How I love and occasionally rely upon serendipity. Included in Buzzi's collection is a sketchy travelogue, "From New York to Charleston, South Carolina, and Back (1956)." That was the year President Eisenhower signed into law the bill creating the interstate highway system. Buzzi, driving a Cadillac, relied on two-lane roads and enjoyed a more intimate, human-scaled visit to the United States. On the southbound leg of the trip he even stopped here in Fredericksburg, Va. Here's his note:
"Fredericksburg. Monroe's house, small, brick, very low, very comfortable, with a little garden behind and an old cemetery, and, scattered throughout the city, imitations (but larger) of Monroe's house."

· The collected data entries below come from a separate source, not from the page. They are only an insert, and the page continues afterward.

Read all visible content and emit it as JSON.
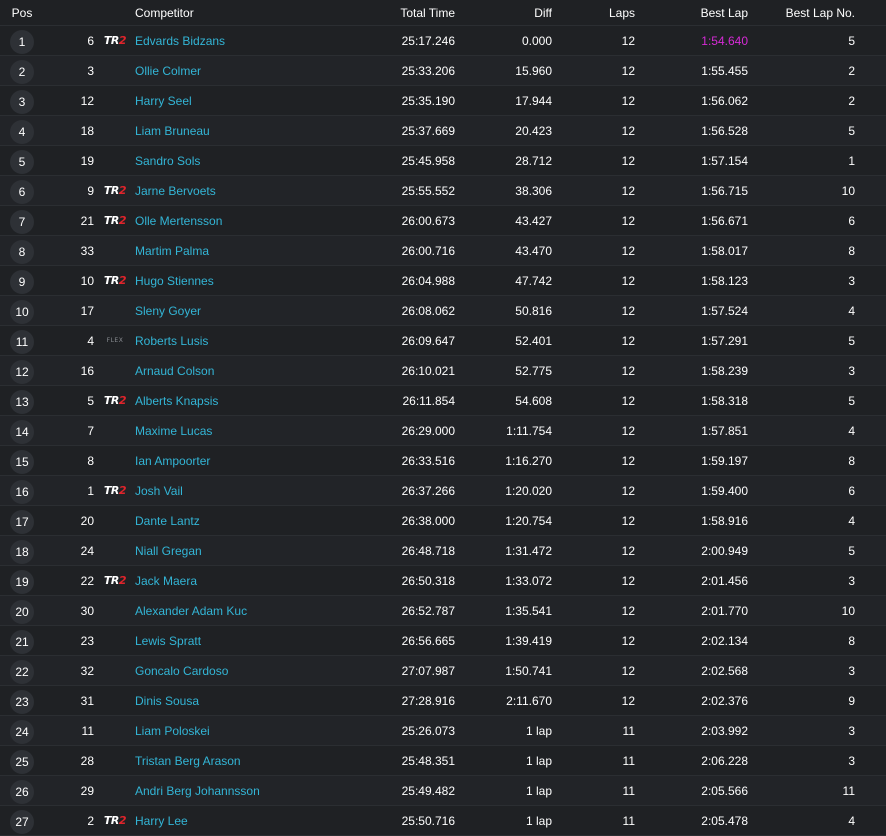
{
  "colors": {
    "background": "#1f2124",
    "row_alt": "#222428",
    "link": "#33b5d6",
    "fastest_lap": "#d62ad6",
    "badge": "#2e3136",
    "tr2_accent": "#e0242b"
  },
  "columns": {
    "pos": "Pos",
    "competitor": "Competitor",
    "total_time": "Total Time",
    "diff": "Diff",
    "laps": "Laps",
    "best_lap": "Best Lap",
    "best_lap_no": "Best Lap No."
  },
  "logo_text": {
    "tr2_main": "TR",
    "tr2_accent": "2",
    "flex": "FLEX"
  },
  "rows": [
    {
      "pos": "1",
      "num": "6",
      "logo": "tr2",
      "name": "Edvards Bidzans",
      "total": "25:17.246",
      "diff": "0.000",
      "laps": "12",
      "best": "1:54.640",
      "best_no": "5",
      "fastest": true
    },
    {
      "pos": "2",
      "num": "3",
      "logo": "",
      "name": "Ollie Colmer",
      "total": "25:33.206",
      "diff": "15.960",
      "laps": "12",
      "best": "1:55.455",
      "best_no": "2"
    },
    {
      "pos": "3",
      "num": "12",
      "logo": "",
      "name": "Harry Seel",
      "total": "25:35.190",
      "diff": "17.944",
      "laps": "12",
      "best": "1:56.062",
      "best_no": "2"
    },
    {
      "pos": "4",
      "num": "18",
      "logo": "",
      "name": "Liam Bruneau",
      "total": "25:37.669",
      "diff": "20.423",
      "laps": "12",
      "best": "1:56.528",
      "best_no": "5"
    },
    {
      "pos": "5",
      "num": "19",
      "logo": "",
      "name": "Sandro Sols",
      "total": "25:45.958",
      "diff": "28.712",
      "laps": "12",
      "best": "1:57.154",
      "best_no": "1"
    },
    {
      "pos": "6",
      "num": "9",
      "logo": "tr2",
      "name": "Jarne Bervoets",
      "total": "25:55.552",
      "diff": "38.306",
      "laps": "12",
      "best": "1:56.715",
      "best_no": "10"
    },
    {
      "pos": "7",
      "num": "21",
      "logo": "tr2",
      "name": "Olle Mertensson",
      "total": "26:00.673",
      "diff": "43.427",
      "laps": "12",
      "best": "1:56.671",
      "best_no": "6"
    },
    {
      "pos": "8",
      "num": "33",
      "logo": "",
      "name": "Martim Palma",
      "total": "26:00.716",
      "diff": "43.470",
      "laps": "12",
      "best": "1:58.017",
      "best_no": "8"
    },
    {
      "pos": "9",
      "num": "10",
      "logo": "tr2",
      "name": "Hugo Stiennes",
      "total": "26:04.988",
      "diff": "47.742",
      "laps": "12",
      "best": "1:58.123",
      "best_no": "3"
    },
    {
      "pos": "10",
      "num": "17",
      "logo": "",
      "name": "Sleny Goyer",
      "total": "26:08.062",
      "diff": "50.816",
      "laps": "12",
      "best": "1:57.524",
      "best_no": "4"
    },
    {
      "pos": "11",
      "num": "4",
      "logo": "flex",
      "name": "Roberts Lusis",
      "total": "26:09.647",
      "diff": "52.401",
      "laps": "12",
      "best": "1:57.291",
      "best_no": "5"
    },
    {
      "pos": "12",
      "num": "16",
      "logo": "",
      "name": "Arnaud Colson",
      "total": "26:10.021",
      "diff": "52.775",
      "laps": "12",
      "best": "1:58.239",
      "best_no": "3"
    },
    {
      "pos": "13",
      "num": "5",
      "logo": "tr2",
      "name": "Alberts Knapsis",
      "total": "26:11.854",
      "diff": "54.608",
      "laps": "12",
      "best": "1:58.318",
      "best_no": "5"
    },
    {
      "pos": "14",
      "num": "7",
      "logo": "",
      "name": "Maxime Lucas",
      "total": "26:29.000",
      "diff": "1:11.754",
      "laps": "12",
      "best": "1:57.851",
      "best_no": "4"
    },
    {
      "pos": "15",
      "num": "8",
      "logo": "",
      "name": "Ian Ampoorter",
      "total": "26:33.516",
      "diff": "1:16.270",
      "laps": "12",
      "best": "1:59.197",
      "best_no": "8"
    },
    {
      "pos": "16",
      "num": "1",
      "logo": "tr2",
      "name": "Josh Vail",
      "total": "26:37.266",
      "diff": "1:20.020",
      "laps": "12",
      "best": "1:59.400",
      "best_no": "6"
    },
    {
      "pos": "17",
      "num": "20",
      "logo": "",
      "name": "Dante Lantz",
      "total": "26:38.000",
      "diff": "1:20.754",
      "laps": "12",
      "best": "1:58.916",
      "best_no": "4"
    },
    {
      "pos": "18",
      "num": "24",
      "logo": "",
      "name": "Niall Gregan",
      "total": "26:48.718",
      "diff": "1:31.472",
      "laps": "12",
      "best": "2:00.949",
      "best_no": "5"
    },
    {
      "pos": "19",
      "num": "22",
      "logo": "tr2",
      "name": "Jack Maera",
      "total": "26:50.318",
      "diff": "1:33.072",
      "laps": "12",
      "best": "2:01.456",
      "best_no": "3"
    },
    {
      "pos": "20",
      "num": "30",
      "logo": "",
      "name": "Alexander Adam Kuc",
      "total": "26:52.787",
      "diff": "1:35.541",
      "laps": "12",
      "best": "2:01.770",
      "best_no": "10"
    },
    {
      "pos": "21",
      "num": "23",
      "logo": "",
      "name": "Lewis Spratt",
      "total": "26:56.665",
      "diff": "1:39.419",
      "laps": "12",
      "best": "2:02.134",
      "best_no": "8"
    },
    {
      "pos": "22",
      "num": "32",
      "logo": "",
      "name": "Goncalo Cardoso",
      "total": "27:07.987",
      "diff": "1:50.741",
      "laps": "12",
      "best": "2:02.568",
      "best_no": "3"
    },
    {
      "pos": "23",
      "num": "31",
      "logo": "",
      "name": "Dinis Sousa",
      "total": "27:28.916",
      "diff": "2:11.670",
      "laps": "12",
      "best": "2:02.376",
      "best_no": "9"
    },
    {
      "pos": "24",
      "num": "11",
      "logo": "",
      "name": "Liam Poloskei",
      "total": "25:26.073",
      "diff": "1 lap",
      "laps": "11",
      "best": "2:03.992",
      "best_no": "3"
    },
    {
      "pos": "25",
      "num": "28",
      "logo": "",
      "name": "Tristan Berg Arason",
      "total": "25:48.351",
      "diff": "1 lap",
      "laps": "11",
      "best": "2:06.228",
      "best_no": "3"
    },
    {
      "pos": "26",
      "num": "29",
      "logo": "",
      "name": "Andri Berg Johannsson",
      "total": "25:49.482",
      "diff": "1 lap",
      "laps": "11",
      "best": "2:05.566",
      "best_no": "11"
    },
    {
      "pos": "27",
      "num": "2",
      "logo": "tr2",
      "name": "Harry Lee",
      "total": "25:50.716",
      "diff": "1 lap",
      "laps": "11",
      "best": "2:05.478",
      "best_no": "4"
    }
  ]
}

I've visited Fredericksburg probably a dozen times in the last nine years but never knew James Monroe had a house here. Tomorrow, thanks to a writer from Italy, I plan to see it.

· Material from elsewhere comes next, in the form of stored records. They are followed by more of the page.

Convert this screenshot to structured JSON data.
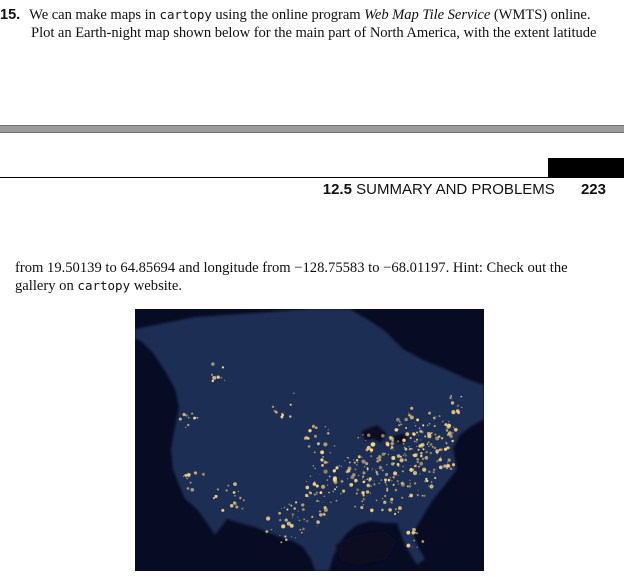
{
  "problem": {
    "number": "15.",
    "line1_a": "We can make maps in ",
    "line1_code": "cartopy",
    "line1_b": " using the online program ",
    "line1_italic": "Web Map Tile Service",
    "line1_c": " (WMTS) online.",
    "line2": "Plot an Earth-night map shown below for the main part of North America, with the extent latitude"
  },
  "header": {
    "section_number": "12.5",
    "section_title": "SUMMARY AND PROBLEMS",
    "page_number": "223"
  },
  "continuation": {
    "line1": "from 19.50139 to 64.85694 and longitude from −128.75583 to −68.01197. Hint: Check out the",
    "line2_a": "gallery on ",
    "line2_code": "cartopy",
    "line2_b": " website."
  },
  "figure": {
    "ocean_color": "#070c24",
    "land_color": "#1f2d52",
    "light_color": "#ffd98a"
  }
}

On the way to find his brother, wounded in the Battle of Fredericksburg, Walt Whitman had a tougher time getting here from New York City than Buzzi. As described by Roy Morris Jr. in The Better Angel: Walt Whitman in the Civil War, after leaving his mother's house in Brooklyn, Whitman "crowded aboard a ferry to to Manhattan, took a second across the Hudson River to New Jersey, and caught the night train to Philadelphia. Pressing his way through a mob of fellow travelers, he had his pocket picked while changing trains, and he arrived in Washington without a penny to his name."

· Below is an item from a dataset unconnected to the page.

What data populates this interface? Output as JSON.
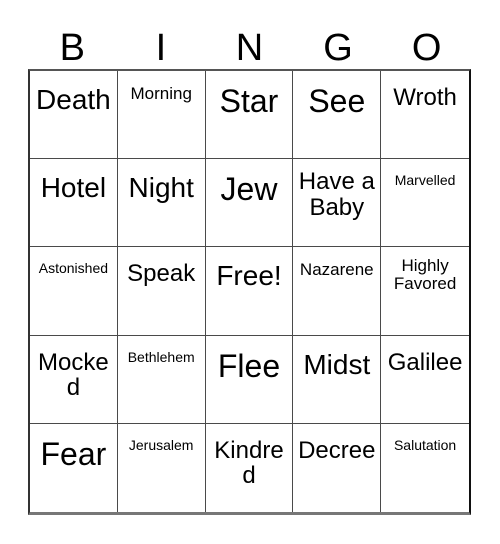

In a rented SUV, the first time I ever rode in one, my wife and I and the boys made it from Washington to Fredericksburg in one hour. Whitman, having no idea of his brother's whereabouts, or even if he was alive, wandered futilely for two days among the wounded in dozens of makeshift hospitals around the capital. With his gift for friendship, Whitman secured a little money and a pass to ride an Army train from Aquia Landing to Falmouth, Va., where he had heard Lt. George Whitman's regiment was recuperating. Morris explains:
"George, as it happened, was very much alive -- in fact he was in capital spirits. Not only had he survived the terrible battle with merely a scratch but his new promotion to captain had just come through. `Remember your galliant Son is a Capting,' he wrote to his mother with more pride than grammar. A shell fragment had cut a gash through his cheek -- `You could stick a splint through into the mouth,' Walt would observe a few days later -- but it did not seem to bother the imperturbable George."